Write the expression for the angle of impact of the stone.

    $\theta ={\tan }^{-1}\frac{v_{yf}}{v_{xf}}$        (XII)

Here, $\theta$ is the angle of impact of the stone.

Conclusion:

Substitute $9.8{\text{m/s}}^{\text{2}}$ for $g$ and $50.0\text{m}$ for $h$  in (X) to get $v_{yf}$ ,

    $\begin{array}{c}{v}_{yf}=-\sqrt{2\left(9.8{\text{m/s}}^{\text{2}}\right)\left(50.0\text{m}\right)}\\ =-31.3\text{m/s}\end{array}$ .

Substitute $18.0{\text{m/s}}^{\text{2}}$ for $v_{xf}$ and $-31.3\text{m/s}$ for $v_{yf}$ in (XI) to get $v_f$ ,

    $\begin{array}{c}{v}_f=\sqrt{{\left(18.0{\text{m/s}}^{\text{2}}\right)}^2+{\left(-31.3\text{m/s}\right)}^2}\\ =36.1\text{m/s}\end{array}$ .

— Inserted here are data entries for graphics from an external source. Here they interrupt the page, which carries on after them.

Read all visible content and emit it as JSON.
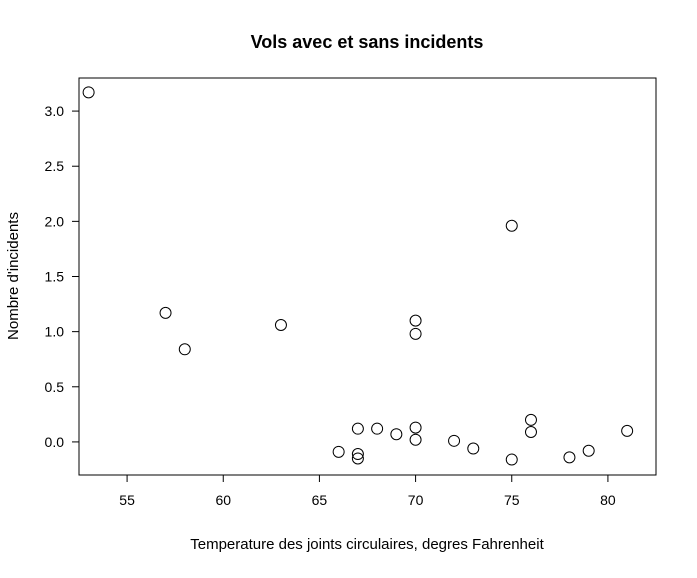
{
  "chart_data": {
    "type": "scatter",
    "title": "Vols avec et sans incidents",
    "xlabel": "Temperature des joints circulaires, degres Fahrenheit",
    "ylabel": "Nombre d'incidents",
    "xlim": [
      52.5,
      82.5
    ],
    "ylim": [
      -0.3,
      3.3
    ],
    "xticks": [
      55,
      60,
      65,
      70,
      75,
      80
    ],
    "yticks": [
      0.0,
      0.5,
      1.0,
      1.5,
      2.0,
      2.5,
      3.0
    ],
    "xtick_labels": [
      "55",
      "60",
      "65",
      "70",
      "75",
      "80"
    ],
    "ytick_labels": [
      "0.0",
      "0.5",
      "1.0",
      "1.5",
      "2.0",
      "2.5",
      "3.0"
    ],
    "grid": false,
    "legend": "none",
    "marker": "open-circle",
    "points": [
      {
        "x": 53,
        "y": 3.17
      },
      {
        "x": 57,
        "y": 1.17
      },
      {
        "x": 58,
        "y": 0.84
      },
      {
        "x": 63,
        "y": 1.06
      },
      {
        "x": 66,
        "y": -0.09
      },
      {
        "x": 67,
        "y": 0.12
      },
      {
        "x": 67,
        "y": -0.11
      },
      {
        "x": 67,
        "y": -0.15
      },
      {
        "x": 68,
        "y": 0.12
      },
      {
        "x": 69,
        "y": 0.07
      },
      {
        "x": 70,
        "y": 1.1
      },
      {
        "x": 70,
        "y": 0.98
      },
      {
        "x": 70,
        "y": 0.13
      },
      {
        "x": 70,
        "y": 0.02
      },
      {
        "x": 72,
        "y": 0.01
      },
      {
        "x": 73,
        "y": -0.06
      },
      {
        "x": 75,
        "y": 1.96
      },
      {
        "x": 75,
        "y": -0.16
      },
      {
        "x": 76,
        "y": 0.2
      },
      {
        "x": 76,
        "y": 0.09
      },
      {
        "x": 78,
        "y": -0.14
      },
      {
        "x": 79,
        "y": -0.08
      },
      {
        "x": 81,
        "y": 0.1
      }
    ]
  }
}
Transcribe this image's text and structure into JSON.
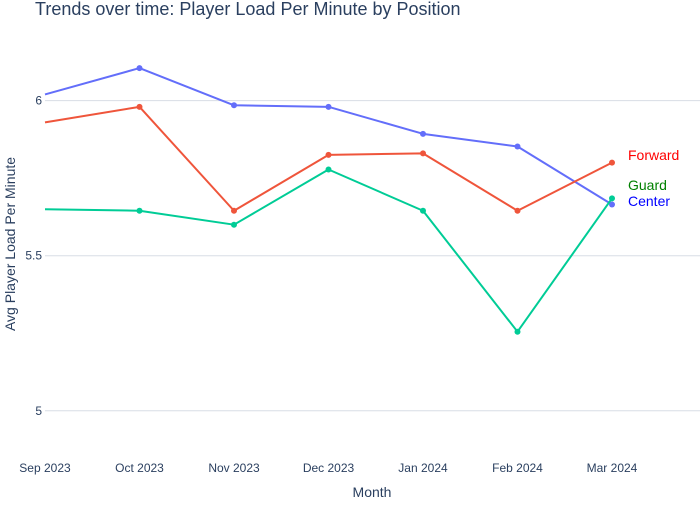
{
  "chart_data": {
    "type": "line",
    "title": "Trends over time: Player Load Per Minute by Position",
    "xlabel": "Month",
    "ylabel": "Avg Player Load Per Minute",
    "categories": [
      "Sep 2023",
      "Oct 2023",
      "Nov 2023",
      "Dec 2023",
      "Jan 2024",
      "Feb 2024",
      "Mar 2024"
    ],
    "ylim": [
      4.88,
      6.26
    ],
    "yticks": [
      5,
      5.5,
      6
    ],
    "ytick_labels": [
      "5",
      "5.5",
      "6"
    ],
    "grid": true,
    "legend": "inline end-of-line labels",
    "series": [
      {
        "name": "Center",
        "color": "#636efa",
        "label_color": "#0000ff",
        "values": [
          6.02,
          6.105,
          5.985,
          5.98,
          5.893,
          5.852,
          5.665
        ]
      },
      {
        "name": "Forward",
        "color": "#ef553b",
        "label_color": "#ff0000",
        "values": [
          5.93,
          5.98,
          5.645,
          5.825,
          5.83,
          5.645,
          5.8
        ]
      },
      {
        "name": "Guard",
        "color": "#00cc96",
        "label_color": "#008000",
        "values": [
          5.65,
          5.645,
          5.6,
          5.778,
          5.645,
          5.255,
          5.685
        ]
      }
    ]
  }
}
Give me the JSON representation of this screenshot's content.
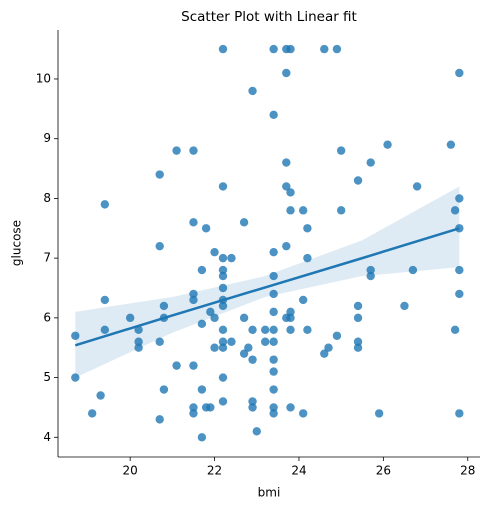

Substitute $-31.3\text{m/s}$ for $v_{yf}$ and $18.0\text{m/s}$ for $v_{xf}$ in (XII) to find ${\theta }_f$ ,

    $\begin{array}{c}{\theta }_f={\tan }^{-1}\frac{31.3}{18.0}\\ =-{60.1}^{\text{o}}\end{array}$

Therefore, the speed and angle of impact of the stone land are $\underset{\_}{v_f=36.1\text{m/s}\text{and}\theta =-{60.1}^{\text{o}}}$.